The Heritage Foundation’s news outlet, The Daily Signal, points out that “President Biden’s Build Back Better” plan increases means-tested welfare spending by $756 billion over the next five years. The Biden administration, via executive action, has already increased spending on food stamps by $180 billion over five years. That’s a 21% jump. Plus, “Build Back Better” adds massive new spending for low-income housing.
According to Heritage’s domestic policy expert Robert Rector, each poor family in the country already receives an average of “$65,000 per year in cash, food, housing, and medical care for their children.
What seems to disturb him most, though, is that the Biden Administration’s plan removes the work requirements that were added to many of these programs under Bill Clinton’s welfare reform.
Robert Rector was involved, back in the 90’s, in the successful effort to restore work requirements to massive welfare programs. The progress made at that time goes down the tubes under “Build Back Better,” which, he says, “resurrects a failed policy of paying families not to work.”

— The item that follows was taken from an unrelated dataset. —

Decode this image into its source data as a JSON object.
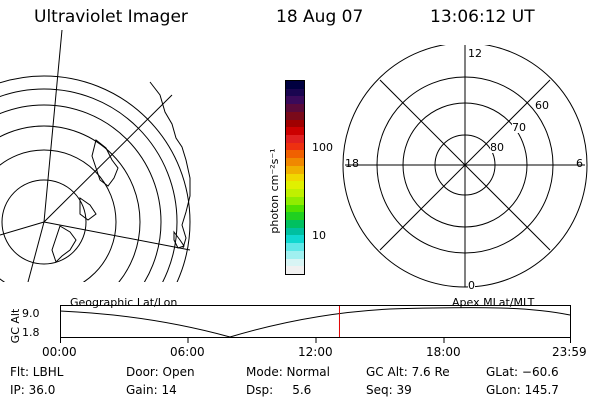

He warns that disincentivizing low-income families from working worsens intergenerational poverty because it discourages marriage. Before the Aid to Families With Dependent Children program was reformed in the 90’s, some 90% of cash-safety net recipients were single mothers; the majority were never married.” And, he says, the majority of families in this welfare program remained on its rolls for 8 full years.
The Administration is also attempting to make a pandemic-inspired child tax credit permanent — again without work requirements.
President Clinton stopped paying families not to work. We should not resurrect that destructive practice.